Multi-omic analyses and organoid models for identification of therapeutic vulnerabilities and developmental origins in childhood cancer
Pediatric cancers are different from adult cancers in that they often have few targetable DNA mutations, and in most cases are thought to be developmental in origin rather than environmental. While overall survival rates for pediatric cancer have increased in the past few decades, there remain several difficult-to-treat pediatric cancer types, including deadly pediatric diffuse midline and brainstem gliomas. However, advances in genomics data generation and analysis methods have made it possible to start identifying the dominant signaling pathways, developmental origins, and ultimately therapeutic vulnerabilities of these tumors.

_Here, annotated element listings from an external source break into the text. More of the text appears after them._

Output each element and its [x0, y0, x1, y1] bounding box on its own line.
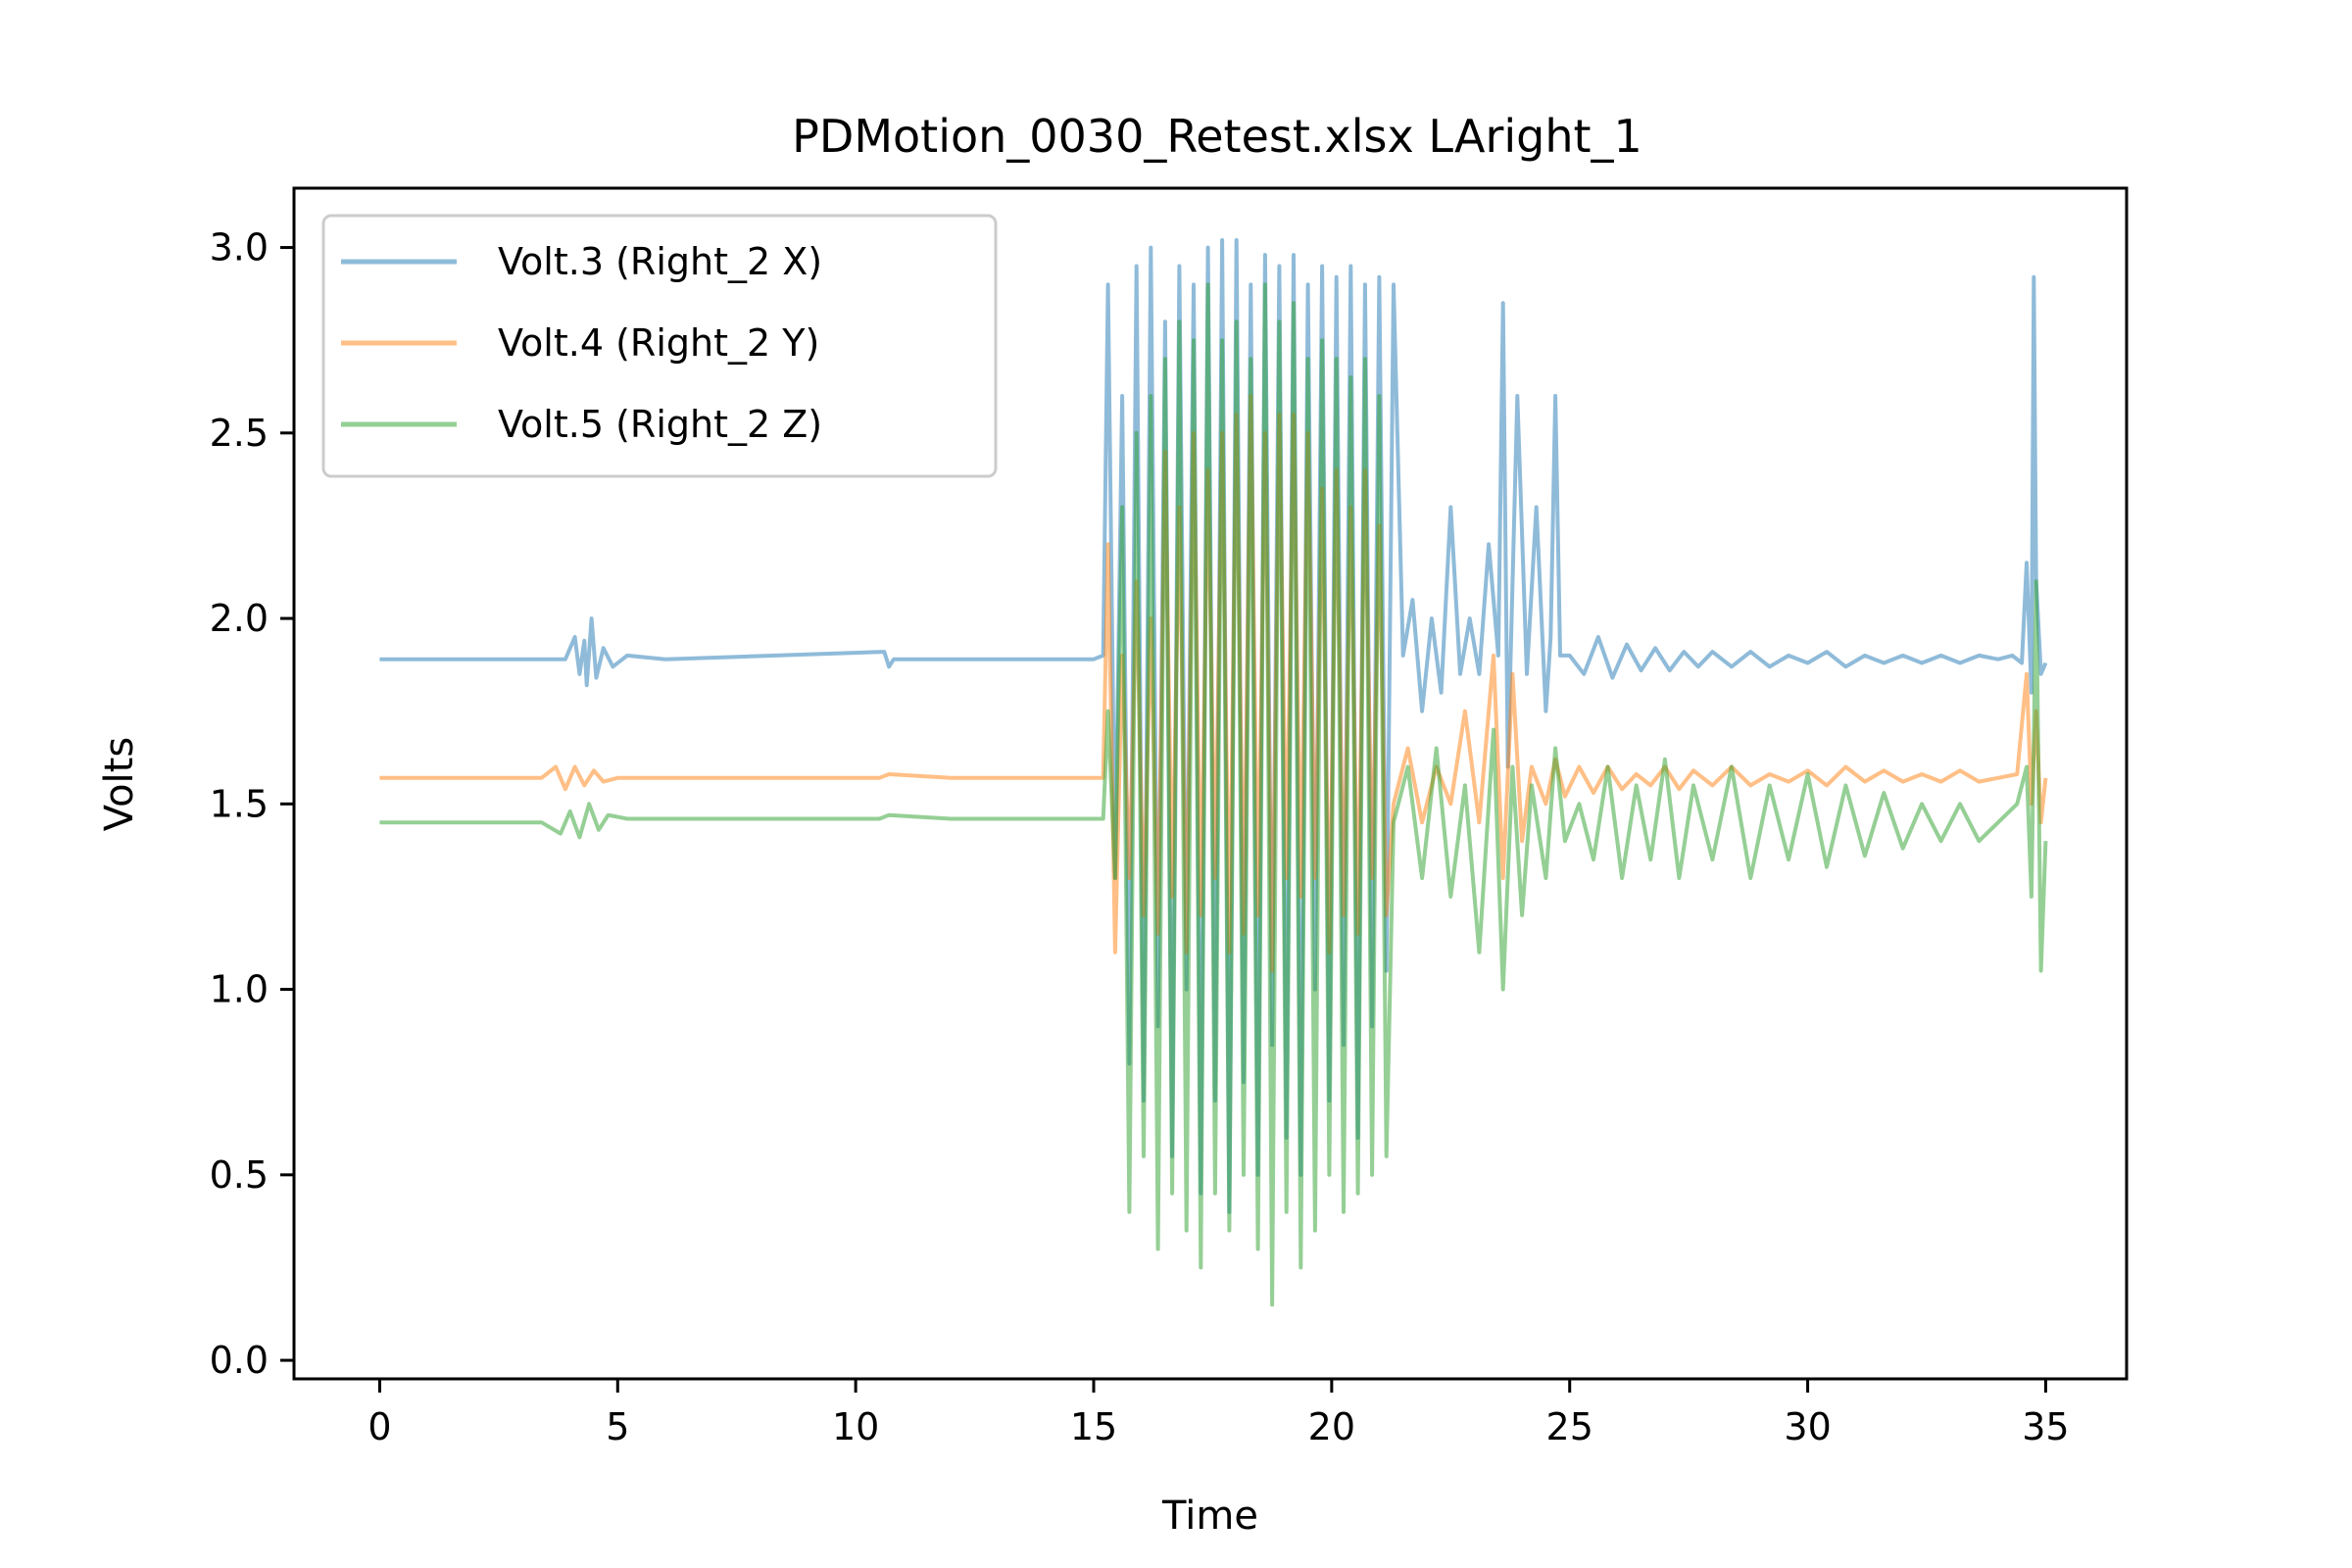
legend-entry-y: Volt.4 (Right_2 Y) [498, 321, 819, 365]
y-tick-label: 1.5 [210, 782, 269, 825]
y-tick-label: 2.0 [210, 597, 269, 640]
x-tick-label: 10 [832, 1405, 879, 1448]
x-tick-label: 35 [2022, 1405, 2069, 1448]
y-axis: 0.0 0.5 1.0 1.5 2.0 2.5 3.0 [210, 226, 294, 1382]
series-line-2 [379, 282, 2048, 1307]
legend: Volt.3 (Right_2 X) Volt.4 (Right_2 Y) Vo… [321, 214, 998, 478]
x-tick-label: 5 [606, 1405, 629, 1448]
x-tick-label: 25 [1546, 1405, 1593, 1448]
y-tick-label: 0.5 [210, 1153, 269, 1197]
x-tick-label: 30 [1784, 1405, 1831, 1448]
x-axis-label: Time [1161, 1494, 1258, 1539]
x-axis: 0 5 10 15 20 25 30 35 [368, 1379, 2070, 1448]
legend-box [321, 214, 998, 478]
legend-entry-z: Volt.5 (Right_2 Z) [498, 403, 822, 446]
y-tick-label: 3.0 [210, 226, 269, 270]
x-tick-label: 0 [368, 1405, 391, 1448]
chart-title: PDMotion_0030_Retest.xlsx LAright_1 [792, 110, 1642, 163]
y-tick-label: 2.5 [210, 412, 269, 455]
x-tick-label: 15 [1070, 1405, 1117, 1448]
y-tick-label: 1.0 [210, 968, 269, 1011]
plot-area-frame [292, 186, 2129, 1381]
legend-entry-x: Volt.3 (Right_2 X) [498, 240, 822, 283]
y-axis-label: Volts [97, 737, 142, 831]
x-tick-label: 20 [1308, 1405, 1355, 1448]
series-layer [379, 238, 2048, 1307]
series-line-1 [379, 394, 2048, 973]
y-tick-label: 0.0 [210, 1339, 269, 1382]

Here I present my work in the UCSC Treehouse Childhood Cancer Initiative using comparative gene expression analysis methods to identify a rare cancer subtype with treatment and outcome implications (Chapter 2). This work demonstrates the utility of gene expression data for molecular subtyping in the clinic, especially in rare or difficult-to-diagnose pediatric cancers. I also present my work identifying a developmental window of opportunity for the histone H3 K27M mutation event, which characterizes a majority of brainstem gliomas and is associated with especially poor overall survival (Chapter 3). The cell-of-origin and developmental timing for gliomagenesis in this tumor type has been a subject of much research in the past decade, and my work helps to address this clinically relevant issue.
Finally, in Chapter 4 I present an analysis of multiple types of genomic data across thousands of primary tumors and diverse cancer laboratory models (cell lines, organoids, and patient-derived mouse xenografts). I report that cancer organoids have the advantage of being relatively accurate cellular representations of primary tumors, and time- and cost-effective. Therefore, in Chapter 5 I present the development of a novel human embryonic stem cell based cerebral organoid model of the histone H3 K27M mutation in early human embryonic brain development. This model can be used to answer outstanding questions in the field to better help treat these devastating tumors.